But Clinton's successor, George Bush, took a more hostile position towards the court. Not only did the Bush administration suspend Clinton's signature, but it also negotiated agreements with more than 100 countries, aimed at preventing the surrender of US personnel to the ICC.
Since assuming the US presidency at the start of 2008, Barack Obama has fostered a policy of cautious engagement with the court.
Last November, the US participated for the first time in the annual meeting of ICC member states, the Assembly of States Parties, ASP. It also announced that it would send a delegation to the ICC review conference in Kampala, which seemed to signal a departure from the policy of previous administrations.
Although the ICC has welcomed the thawing of relations with the US, it remains to be seen the extent to which such engagement will turn into active cooperation with the court.
The ICC has made it clear that it would like the US to cooperate with future investigations, by sharing information and surrendering suspects that may be living within its borders.

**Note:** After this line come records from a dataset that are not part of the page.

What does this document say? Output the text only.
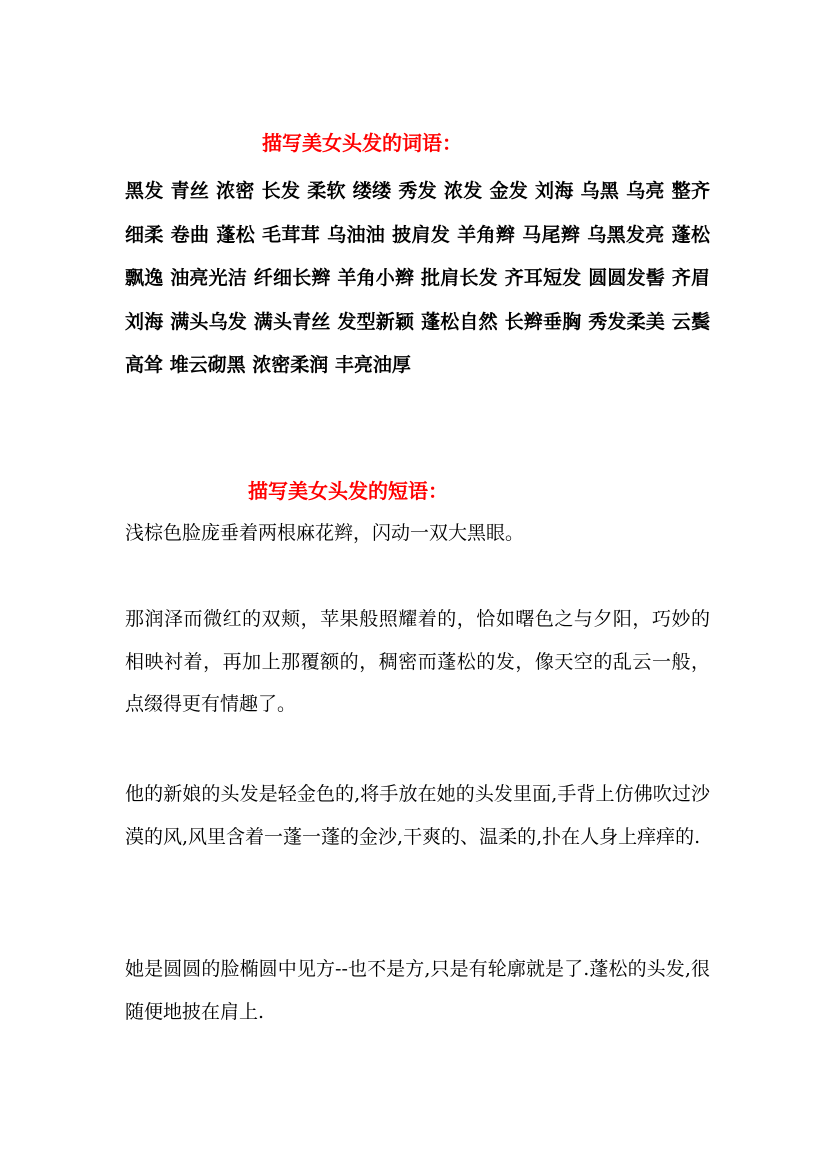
描写美女头发的词语：
黑发 青丝 浓密 长发 柔软 缕缕 秀发 浓发 金发 刘海 乌黑 乌亮 整齐 细柔 卷曲 蓬松 毛茸茸 乌油油 披肩发 羊角辫 马尾辫 乌黑发亮 蓬松飘逸 油亮光洁 纤细长辫 羊角小辫 批肩长发 齐耳短发 圆圆发髻 齐眉刘海 满头乌发 满头青丝 发型新颖 蓬松自然 长辫垂胸 秀发柔美 云鬓高耸 堆云砌黑 浓密柔润 丰亮油厚
描写美女头发的短语：
浅棕色脸庞垂着两根麻花辫，闪动一双大黑眼。
那润泽而微红的双颊，苹果般照耀着的，恰如曙色之与夕阳，巧妙的相映衬着，再加上那覆额的，稠密而蓬松的发，像天空的乱云一般，点缀得更有情趣了。
他的新娘的头发是轻金色的,将手放在她的头发里面,手背上仿佛吹过沙漠的风,风里含着一蓬一蓬的金沙,干爽的、温柔的,扑在人身上痒痒的.
她是圆圆的脸椭圆中见方--也不是方,只是有轮廓就是了.蓬松的头发,很随便地披在肩上.
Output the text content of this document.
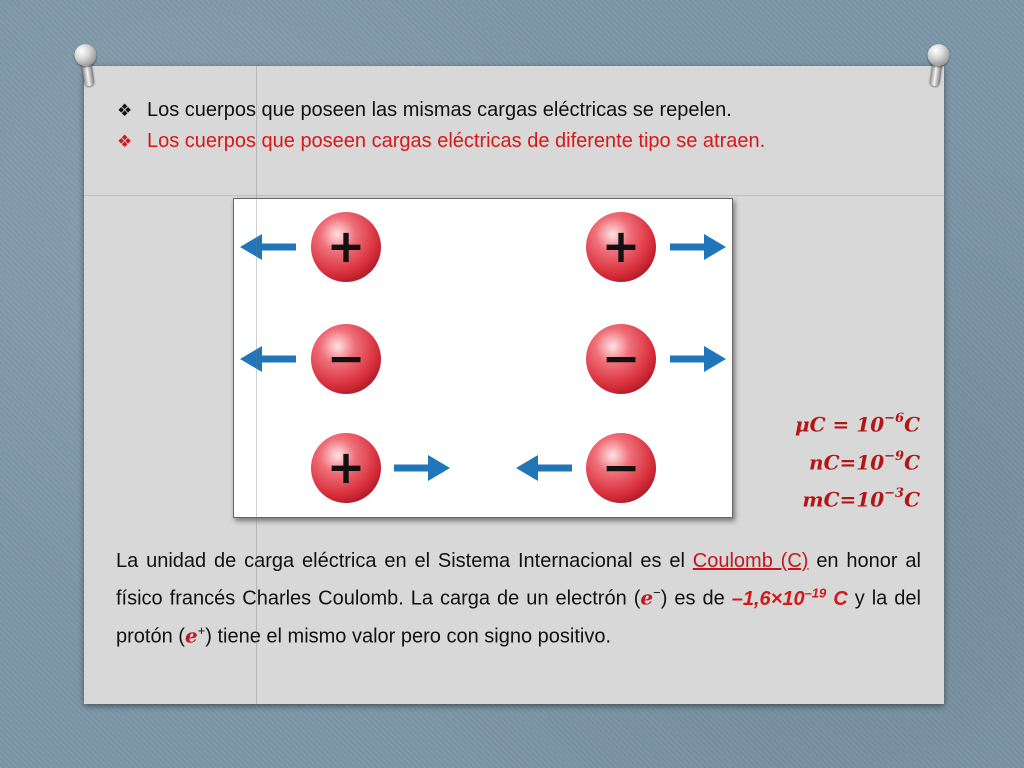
❖ Los cuerpos que poseen las mismas cargas eléctricas se repelen.
❖ Los cuerpos que poseen cargas eléctricas de diferente tipo se atraen.
+	+
−	−
+	−
$\mu C = 10^{-6}C$
$nC=10^{-9}C$
$mC=10^{-3}C$
La unidad de carga eléctrica en el Sistema Internacional es el Coulomb (C) en honor al físico francés Charles Coulomb. La carga de un electrón (e−) es de $-1,6\times 10^{-19}$ C y la del protón (e+) tiene el mismo valor pero con signo positivo.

This may signal a new era of cooperation. Although Washington remains unwilling to sign up to the ICC for the time being, the conviction that its goals are broadly in line with those of the ICC could lead to greater collaboration in future cases.
CRIMES OF AGGRESION
But one of the main obstacles to closer cooperation is the controversy around crimes of aggression - one of the main items on the agenda of the Kampala review conference. At issue is whether the ICC should prosecute such offences.
The Rome Statute says that the ICC should do so, but since member states have not been able to agree on a definition, the ICC's mandate does not extend to prosecuting the crime for the time being.
The ASP has now drafted a definition for crimes of aggression, which it hopes can be adopted in Kampala. Under the terms of the definition, political leaders could be held accountable for directing the use of armed force against another state in contravention of the UN charter.
But divisions remain over the question of when the ICC can exercise its jurisdiction over crimes of aggression, and whether it needs a referral by the Security Council in order to do so, which some member states fear could politicise the process.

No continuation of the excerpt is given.